Pour éliminer les plantes non-souhaitées, Jean Luc et Gildas assemblent une machine à désherber sur le rang, comportant deux brûleurs thermiques orientables et des moulinets à doigts souples.
Jean-Luc Grégoire se fait connaître d’abord par le bouche à oreille et par internet. Il participe à des journées spécialisées comme les Terrenales, le salon Triscalia, les journées techniques de Bretagne, le salon national du non-labour, le Salon Tech and Bio à Valence dans la Drome, etc. Elu à Saffré, il suit le syndicat de l’eau, et la commission aménagement du territoire de la Com’Com’ de Nozay.

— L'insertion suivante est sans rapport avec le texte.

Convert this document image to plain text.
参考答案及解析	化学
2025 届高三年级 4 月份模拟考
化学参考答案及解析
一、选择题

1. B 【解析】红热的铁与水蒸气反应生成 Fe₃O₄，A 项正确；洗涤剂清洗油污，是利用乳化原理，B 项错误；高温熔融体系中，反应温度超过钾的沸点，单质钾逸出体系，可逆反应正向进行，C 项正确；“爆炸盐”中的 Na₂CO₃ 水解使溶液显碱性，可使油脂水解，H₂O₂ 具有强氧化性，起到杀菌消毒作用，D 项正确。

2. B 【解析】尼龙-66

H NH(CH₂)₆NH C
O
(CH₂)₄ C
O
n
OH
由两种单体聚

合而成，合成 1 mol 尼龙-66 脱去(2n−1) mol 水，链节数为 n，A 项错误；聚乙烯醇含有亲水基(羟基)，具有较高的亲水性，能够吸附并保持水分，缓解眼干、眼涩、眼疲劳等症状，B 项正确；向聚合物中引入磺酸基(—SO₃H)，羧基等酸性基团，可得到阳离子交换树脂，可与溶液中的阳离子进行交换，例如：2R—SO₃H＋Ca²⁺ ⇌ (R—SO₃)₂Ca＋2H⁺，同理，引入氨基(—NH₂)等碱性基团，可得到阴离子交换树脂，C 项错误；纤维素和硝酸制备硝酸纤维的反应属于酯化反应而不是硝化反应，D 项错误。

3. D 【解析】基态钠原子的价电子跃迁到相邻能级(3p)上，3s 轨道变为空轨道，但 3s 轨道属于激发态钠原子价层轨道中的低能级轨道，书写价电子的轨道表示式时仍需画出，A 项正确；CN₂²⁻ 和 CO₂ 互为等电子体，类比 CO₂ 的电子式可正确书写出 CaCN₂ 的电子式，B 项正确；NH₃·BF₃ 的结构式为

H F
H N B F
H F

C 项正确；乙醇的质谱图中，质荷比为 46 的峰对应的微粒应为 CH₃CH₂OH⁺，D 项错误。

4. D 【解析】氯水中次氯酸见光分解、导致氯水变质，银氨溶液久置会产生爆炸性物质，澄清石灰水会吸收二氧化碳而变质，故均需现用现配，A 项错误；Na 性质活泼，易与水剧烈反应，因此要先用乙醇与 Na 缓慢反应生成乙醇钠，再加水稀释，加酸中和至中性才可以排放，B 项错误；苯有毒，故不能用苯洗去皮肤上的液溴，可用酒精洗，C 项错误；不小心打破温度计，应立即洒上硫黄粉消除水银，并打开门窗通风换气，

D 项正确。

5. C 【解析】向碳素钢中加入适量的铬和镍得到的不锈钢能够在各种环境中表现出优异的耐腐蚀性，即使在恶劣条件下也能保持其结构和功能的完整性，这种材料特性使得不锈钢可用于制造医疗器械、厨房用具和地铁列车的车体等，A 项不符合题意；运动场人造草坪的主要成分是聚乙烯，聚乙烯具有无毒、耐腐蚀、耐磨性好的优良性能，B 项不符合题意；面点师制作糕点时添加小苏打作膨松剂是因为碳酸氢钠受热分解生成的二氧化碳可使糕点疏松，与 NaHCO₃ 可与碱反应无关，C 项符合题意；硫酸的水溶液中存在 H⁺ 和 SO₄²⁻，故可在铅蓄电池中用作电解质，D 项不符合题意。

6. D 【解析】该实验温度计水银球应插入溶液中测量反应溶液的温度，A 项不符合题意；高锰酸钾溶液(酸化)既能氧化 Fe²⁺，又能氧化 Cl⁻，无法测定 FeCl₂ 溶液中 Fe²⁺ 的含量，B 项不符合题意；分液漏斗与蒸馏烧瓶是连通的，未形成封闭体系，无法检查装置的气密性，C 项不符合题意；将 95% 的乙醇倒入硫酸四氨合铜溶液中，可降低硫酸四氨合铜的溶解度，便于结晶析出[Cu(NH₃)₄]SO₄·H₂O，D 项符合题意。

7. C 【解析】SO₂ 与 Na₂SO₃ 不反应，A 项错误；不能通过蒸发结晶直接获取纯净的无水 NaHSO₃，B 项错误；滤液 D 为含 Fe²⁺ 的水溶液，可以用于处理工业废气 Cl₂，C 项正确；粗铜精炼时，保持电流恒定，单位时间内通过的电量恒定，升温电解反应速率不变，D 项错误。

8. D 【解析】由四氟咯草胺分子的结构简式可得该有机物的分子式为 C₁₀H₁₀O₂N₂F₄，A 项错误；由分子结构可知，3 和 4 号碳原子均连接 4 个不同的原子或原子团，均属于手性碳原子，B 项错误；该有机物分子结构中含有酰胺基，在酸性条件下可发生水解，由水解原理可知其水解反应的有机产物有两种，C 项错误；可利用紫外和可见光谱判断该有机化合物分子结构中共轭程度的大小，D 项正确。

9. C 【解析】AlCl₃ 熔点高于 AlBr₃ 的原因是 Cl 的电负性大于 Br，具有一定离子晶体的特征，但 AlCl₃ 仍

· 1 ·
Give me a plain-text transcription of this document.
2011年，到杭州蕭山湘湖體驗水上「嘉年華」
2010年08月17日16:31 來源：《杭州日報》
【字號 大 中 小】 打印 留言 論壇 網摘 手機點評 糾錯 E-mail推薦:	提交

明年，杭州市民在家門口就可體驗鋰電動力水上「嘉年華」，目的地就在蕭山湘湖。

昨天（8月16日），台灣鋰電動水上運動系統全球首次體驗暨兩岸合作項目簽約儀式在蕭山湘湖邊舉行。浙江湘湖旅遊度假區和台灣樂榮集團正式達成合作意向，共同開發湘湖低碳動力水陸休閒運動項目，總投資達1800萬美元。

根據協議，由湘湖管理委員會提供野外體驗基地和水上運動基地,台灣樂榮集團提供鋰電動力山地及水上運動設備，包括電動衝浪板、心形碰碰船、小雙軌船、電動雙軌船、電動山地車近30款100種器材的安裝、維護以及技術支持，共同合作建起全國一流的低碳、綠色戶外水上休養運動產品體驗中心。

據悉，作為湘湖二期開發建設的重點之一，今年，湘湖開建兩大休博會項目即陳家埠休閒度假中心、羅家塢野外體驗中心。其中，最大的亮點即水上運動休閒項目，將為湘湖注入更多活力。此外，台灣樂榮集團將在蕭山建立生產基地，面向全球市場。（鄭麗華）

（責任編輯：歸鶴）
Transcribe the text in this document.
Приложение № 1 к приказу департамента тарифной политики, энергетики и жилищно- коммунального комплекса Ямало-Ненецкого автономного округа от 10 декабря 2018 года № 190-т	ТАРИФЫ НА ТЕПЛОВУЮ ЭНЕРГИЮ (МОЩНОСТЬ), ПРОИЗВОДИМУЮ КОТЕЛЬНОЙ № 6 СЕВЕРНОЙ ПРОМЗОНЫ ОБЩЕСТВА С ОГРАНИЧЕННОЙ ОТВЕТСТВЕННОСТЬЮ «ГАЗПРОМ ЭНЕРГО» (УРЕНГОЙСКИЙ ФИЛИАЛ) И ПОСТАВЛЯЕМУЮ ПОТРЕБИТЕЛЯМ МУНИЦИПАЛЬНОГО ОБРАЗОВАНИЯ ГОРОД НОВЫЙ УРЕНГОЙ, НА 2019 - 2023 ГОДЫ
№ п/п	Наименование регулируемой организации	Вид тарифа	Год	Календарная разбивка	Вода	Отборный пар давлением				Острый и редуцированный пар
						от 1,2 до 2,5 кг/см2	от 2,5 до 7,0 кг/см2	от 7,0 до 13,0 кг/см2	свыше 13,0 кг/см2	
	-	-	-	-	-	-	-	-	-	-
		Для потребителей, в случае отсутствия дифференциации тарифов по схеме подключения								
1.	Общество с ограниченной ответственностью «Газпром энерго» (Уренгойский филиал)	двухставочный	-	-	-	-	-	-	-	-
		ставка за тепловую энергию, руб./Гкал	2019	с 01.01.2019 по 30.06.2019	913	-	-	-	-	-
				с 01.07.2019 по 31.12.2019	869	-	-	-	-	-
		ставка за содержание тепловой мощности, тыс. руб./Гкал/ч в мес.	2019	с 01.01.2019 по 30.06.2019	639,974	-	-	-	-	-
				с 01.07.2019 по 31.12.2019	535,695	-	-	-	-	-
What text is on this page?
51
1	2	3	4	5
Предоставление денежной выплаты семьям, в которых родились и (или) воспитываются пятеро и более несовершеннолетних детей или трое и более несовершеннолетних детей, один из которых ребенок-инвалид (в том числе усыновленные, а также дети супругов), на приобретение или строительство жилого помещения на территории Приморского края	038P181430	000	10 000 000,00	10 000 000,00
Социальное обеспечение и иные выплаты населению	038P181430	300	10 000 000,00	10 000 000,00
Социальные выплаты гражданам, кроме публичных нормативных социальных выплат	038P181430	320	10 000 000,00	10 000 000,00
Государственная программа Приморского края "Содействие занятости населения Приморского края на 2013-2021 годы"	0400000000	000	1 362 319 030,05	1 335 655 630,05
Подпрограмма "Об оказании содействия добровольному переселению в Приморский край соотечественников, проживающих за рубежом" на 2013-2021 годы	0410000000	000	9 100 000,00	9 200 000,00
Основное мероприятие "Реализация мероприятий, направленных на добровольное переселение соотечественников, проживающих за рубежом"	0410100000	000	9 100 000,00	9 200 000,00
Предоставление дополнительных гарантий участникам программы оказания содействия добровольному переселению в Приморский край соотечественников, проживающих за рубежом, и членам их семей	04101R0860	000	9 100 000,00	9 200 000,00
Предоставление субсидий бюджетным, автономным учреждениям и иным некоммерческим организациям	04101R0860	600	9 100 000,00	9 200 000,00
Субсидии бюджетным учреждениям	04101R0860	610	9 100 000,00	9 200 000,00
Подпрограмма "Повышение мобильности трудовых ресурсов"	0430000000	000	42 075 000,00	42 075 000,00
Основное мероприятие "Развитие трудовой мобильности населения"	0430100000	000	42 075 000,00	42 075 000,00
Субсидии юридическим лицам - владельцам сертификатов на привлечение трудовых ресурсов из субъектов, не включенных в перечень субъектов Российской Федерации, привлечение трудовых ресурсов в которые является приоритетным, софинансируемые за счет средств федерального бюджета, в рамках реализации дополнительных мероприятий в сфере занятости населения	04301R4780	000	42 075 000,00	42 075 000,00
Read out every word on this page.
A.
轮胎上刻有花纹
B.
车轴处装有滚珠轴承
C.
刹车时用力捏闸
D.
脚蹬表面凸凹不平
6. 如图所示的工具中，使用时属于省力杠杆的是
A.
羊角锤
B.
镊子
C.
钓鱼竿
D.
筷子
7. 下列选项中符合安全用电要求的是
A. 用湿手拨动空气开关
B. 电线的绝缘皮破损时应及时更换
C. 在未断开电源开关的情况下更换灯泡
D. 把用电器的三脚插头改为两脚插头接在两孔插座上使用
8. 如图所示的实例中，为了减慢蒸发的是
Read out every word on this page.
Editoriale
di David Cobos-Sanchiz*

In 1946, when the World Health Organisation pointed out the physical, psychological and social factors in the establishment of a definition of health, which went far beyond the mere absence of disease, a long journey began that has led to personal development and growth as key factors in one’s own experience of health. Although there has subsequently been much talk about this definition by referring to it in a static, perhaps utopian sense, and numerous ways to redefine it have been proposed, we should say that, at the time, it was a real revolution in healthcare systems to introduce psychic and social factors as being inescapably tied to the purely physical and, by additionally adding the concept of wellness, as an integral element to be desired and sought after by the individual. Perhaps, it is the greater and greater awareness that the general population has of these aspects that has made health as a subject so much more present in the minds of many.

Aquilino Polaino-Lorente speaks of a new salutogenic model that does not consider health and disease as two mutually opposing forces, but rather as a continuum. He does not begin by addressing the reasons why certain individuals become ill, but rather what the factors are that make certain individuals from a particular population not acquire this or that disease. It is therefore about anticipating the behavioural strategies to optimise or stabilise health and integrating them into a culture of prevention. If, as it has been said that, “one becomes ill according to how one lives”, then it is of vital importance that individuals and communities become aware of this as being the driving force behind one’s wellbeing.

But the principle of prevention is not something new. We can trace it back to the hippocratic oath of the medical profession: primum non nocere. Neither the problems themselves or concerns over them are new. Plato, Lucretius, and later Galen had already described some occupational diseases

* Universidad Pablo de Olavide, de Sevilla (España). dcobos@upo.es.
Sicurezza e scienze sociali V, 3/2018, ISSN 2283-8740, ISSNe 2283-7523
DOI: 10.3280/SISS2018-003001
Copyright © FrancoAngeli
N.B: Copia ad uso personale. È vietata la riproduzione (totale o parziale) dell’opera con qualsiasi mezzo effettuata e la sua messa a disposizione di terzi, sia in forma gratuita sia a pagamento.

Pas les deux pieds dans le même sabot !
Et si vous avez besoin d’un outil bien spécifique, parlez-lui en : la recherche et la création sont un plaisir pour lui. « Je travaille beaucoup dit-il, mais c’est par passion ». Il ne faut donc pas s’étonner de voir des nouveautés tous les ans...
Site internet
téléphone : 06 71 20 76 02 / 02 51 81 56 61
Ecrit le 20 avril 2016
500 projets
Le programme ’’500 projets’’ mis en place par l’équipe de Jacques Auxiette, permettait de financer jusqu’Ã 25 000 € les projets collectifs de PME, TPE et artisans-commerçants, dans l’esprit de création d’emplois durables. c’est ainsi que Grégoire-Agri (Saffré) et Gicquel (Nort sur Erdre), ont pu mutualiser leurs compétences et acheter en commun un ordinateur, un logiciel de dessin, une presse, un poste à souder, une remorque, une perceuse magnétique et une scie à ruban, pour travailler, modifier, développer des machines agricoles. La Région Pays de Loire a financé 50 %. Elle ne le fera plus : la nouvelle majorité régionale a supprimé ce dispositif.